Forget those seven words, which you still mostly won't hear on commercial TV. Carlin's influence was of the sort that went beyond mere obscenity and mere television as
well. It was a language-busting, barrier-breaking influence that soared past TV and strafed popular culture at large (before rebounding, naturally, back to TV).
Today, Carlin's impact is spread wide, from "The Simpsons" to "South Park," from "Saturday Night Live," which he helped launch 33 years ago, to "Family Guy" and just about everything Judd Apatow ("Knocked Up") does.
Tributes to Carlin began pouring in Monday, reflecting the breadth of that impact. "His fearlessness and ability to challenge audiences to rethink the world around them and question the status quo was unparalleled and led the way for a generation of comedians that followed," said a statement from Comedy Central. "George Carlin was a pioneer who continued to be vital and relevant till the day he died," said Sarah Silverman, one of many Carlin acolytes.
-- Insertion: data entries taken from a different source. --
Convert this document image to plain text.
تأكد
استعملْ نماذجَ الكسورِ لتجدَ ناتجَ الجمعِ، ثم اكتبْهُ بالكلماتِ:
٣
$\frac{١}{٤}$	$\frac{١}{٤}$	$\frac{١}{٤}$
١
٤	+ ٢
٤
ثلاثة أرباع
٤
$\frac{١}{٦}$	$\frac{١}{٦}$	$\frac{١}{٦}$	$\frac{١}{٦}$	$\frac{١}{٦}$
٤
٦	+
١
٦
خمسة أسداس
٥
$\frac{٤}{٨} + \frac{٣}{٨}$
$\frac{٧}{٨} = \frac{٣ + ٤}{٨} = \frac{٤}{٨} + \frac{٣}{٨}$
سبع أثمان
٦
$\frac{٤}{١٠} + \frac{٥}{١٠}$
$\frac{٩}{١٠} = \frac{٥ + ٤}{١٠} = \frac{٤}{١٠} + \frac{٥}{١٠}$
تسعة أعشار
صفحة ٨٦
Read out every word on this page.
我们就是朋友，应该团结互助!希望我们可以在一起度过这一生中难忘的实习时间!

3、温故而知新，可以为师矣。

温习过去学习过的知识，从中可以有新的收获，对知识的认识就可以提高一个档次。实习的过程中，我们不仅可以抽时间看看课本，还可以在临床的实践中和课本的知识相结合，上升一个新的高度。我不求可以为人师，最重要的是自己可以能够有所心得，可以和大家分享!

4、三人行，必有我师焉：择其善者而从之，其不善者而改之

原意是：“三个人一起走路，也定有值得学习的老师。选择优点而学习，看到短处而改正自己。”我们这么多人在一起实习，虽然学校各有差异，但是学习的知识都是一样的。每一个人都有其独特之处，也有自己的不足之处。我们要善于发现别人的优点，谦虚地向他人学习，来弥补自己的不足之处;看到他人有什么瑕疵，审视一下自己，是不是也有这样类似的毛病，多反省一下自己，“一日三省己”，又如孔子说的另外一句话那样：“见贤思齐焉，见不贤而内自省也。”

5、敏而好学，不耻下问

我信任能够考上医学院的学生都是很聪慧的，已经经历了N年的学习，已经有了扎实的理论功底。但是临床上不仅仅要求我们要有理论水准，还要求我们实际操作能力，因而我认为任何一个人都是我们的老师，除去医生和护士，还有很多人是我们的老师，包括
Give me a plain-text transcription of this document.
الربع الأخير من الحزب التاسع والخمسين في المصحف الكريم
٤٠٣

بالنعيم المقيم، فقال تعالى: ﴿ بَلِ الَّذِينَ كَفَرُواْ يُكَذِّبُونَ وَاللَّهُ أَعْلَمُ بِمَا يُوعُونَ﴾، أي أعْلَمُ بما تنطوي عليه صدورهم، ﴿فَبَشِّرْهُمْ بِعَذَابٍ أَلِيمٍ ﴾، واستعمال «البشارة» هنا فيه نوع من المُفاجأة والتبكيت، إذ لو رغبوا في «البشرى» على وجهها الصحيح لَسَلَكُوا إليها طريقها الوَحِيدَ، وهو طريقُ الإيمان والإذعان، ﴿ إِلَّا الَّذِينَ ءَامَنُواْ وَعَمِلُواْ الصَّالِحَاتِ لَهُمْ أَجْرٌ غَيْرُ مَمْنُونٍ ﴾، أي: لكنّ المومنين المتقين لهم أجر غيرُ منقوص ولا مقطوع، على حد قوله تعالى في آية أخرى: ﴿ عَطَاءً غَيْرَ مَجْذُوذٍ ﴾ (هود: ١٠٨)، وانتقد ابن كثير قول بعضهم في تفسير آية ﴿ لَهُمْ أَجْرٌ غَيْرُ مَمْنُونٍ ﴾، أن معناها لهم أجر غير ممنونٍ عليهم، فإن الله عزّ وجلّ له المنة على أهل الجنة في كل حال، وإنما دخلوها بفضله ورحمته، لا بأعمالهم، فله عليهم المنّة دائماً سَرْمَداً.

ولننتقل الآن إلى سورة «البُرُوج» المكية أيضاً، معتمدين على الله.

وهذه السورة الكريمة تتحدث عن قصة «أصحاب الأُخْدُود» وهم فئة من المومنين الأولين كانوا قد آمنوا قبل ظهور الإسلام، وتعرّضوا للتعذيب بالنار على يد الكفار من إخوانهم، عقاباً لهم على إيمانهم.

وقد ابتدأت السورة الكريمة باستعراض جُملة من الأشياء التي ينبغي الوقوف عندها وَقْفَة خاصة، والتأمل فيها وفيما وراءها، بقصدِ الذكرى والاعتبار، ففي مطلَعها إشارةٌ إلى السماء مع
George Denis Patrick Carlin was born in 1937 in New York City, was a high school dropout (the Bronx's Cardinal Hayes) and an Air Force enlistee who flopped at that as well. Stationed in Louisiana, he worked the coffee house circuit in nearby Texas with his comedy partner, Jack Burns, then spent the '60s perfecting his mainstream act on "The Ed Sullivan Show" and "The Tonight Show Starring Johnny Carson," where he appeared no fewer than 130 times.
The break with the '60s, along with his tie and neatly trimmed hair, was dramatic. "Class Clown," released Sept. 29, 1972, became not just one of the best-selling comedy albums in history but included a riff on seven words you couldn't say on TV; "400,000 words in English," he mused, "and seven you can't use on TV. ... They must be really BAD."
In October 1973, when New York radio station WBAI played a cut from the same routine on the followup album "Occupation Foole," the FCC sought to fine it, and the Supreme Court upheld the ruling, which later led to broadly defined if unenforceable creations such as the "family television hour."
Meanwhile, an entire generation of TV writers -- who would go on to create the television and movies we watch to this day -- absorbed "Class Clown" and other ground-breaking albums through each and every pore. While it kept the seven words off the air, the FCC couldn't prevent the deluge to follow -- a coarsening of prime time TV with words and actions that were euphemisms for the ones Carlin could never say.
In an interview two years ago with New York-based journalist T.J. English, Carlin said his "words" act "summed up a lot of what I'd been grappling with in the mainstream television world of variety shows and internal censorship."
But it also overshadowed a rich and often brilliant career, enshrined in dozens of albums and HBO specials -- yes, filled with scatology and singular insight as well. "By and large, language is a tool for concealing the truth," he once observed. Or, famously, this: "If it's true that our species is alone in the universe, then I'd have to say the universe aimed rather low and settled for very little."
"This is as significant a loss as if Bob Dylan passed away," said English, who was developing an authorized biography at Carlin's death. "We can argue about Richard Pryor's brilliance and who had the most significant impact, but I don't think you can argue about the scope of Carlin's career.
"When he made this gestalt break from his former self -- I think he actually came out on a Tony Orlando show with a cardboard cut-out of the old George with [short hair] and said, 'this is the guy I used to be and this is the guy I am now,' it was extraordinary. I could feel the generational shift take place right at that moment."
Carlin recently told The Associated Press that "I was doing superficial comedy, entertaining people who didn't really care: businessmen, people in nightclubs, conservative people. It finally dawned on me that I was in the wrong place doing the wrong things for the wrong people."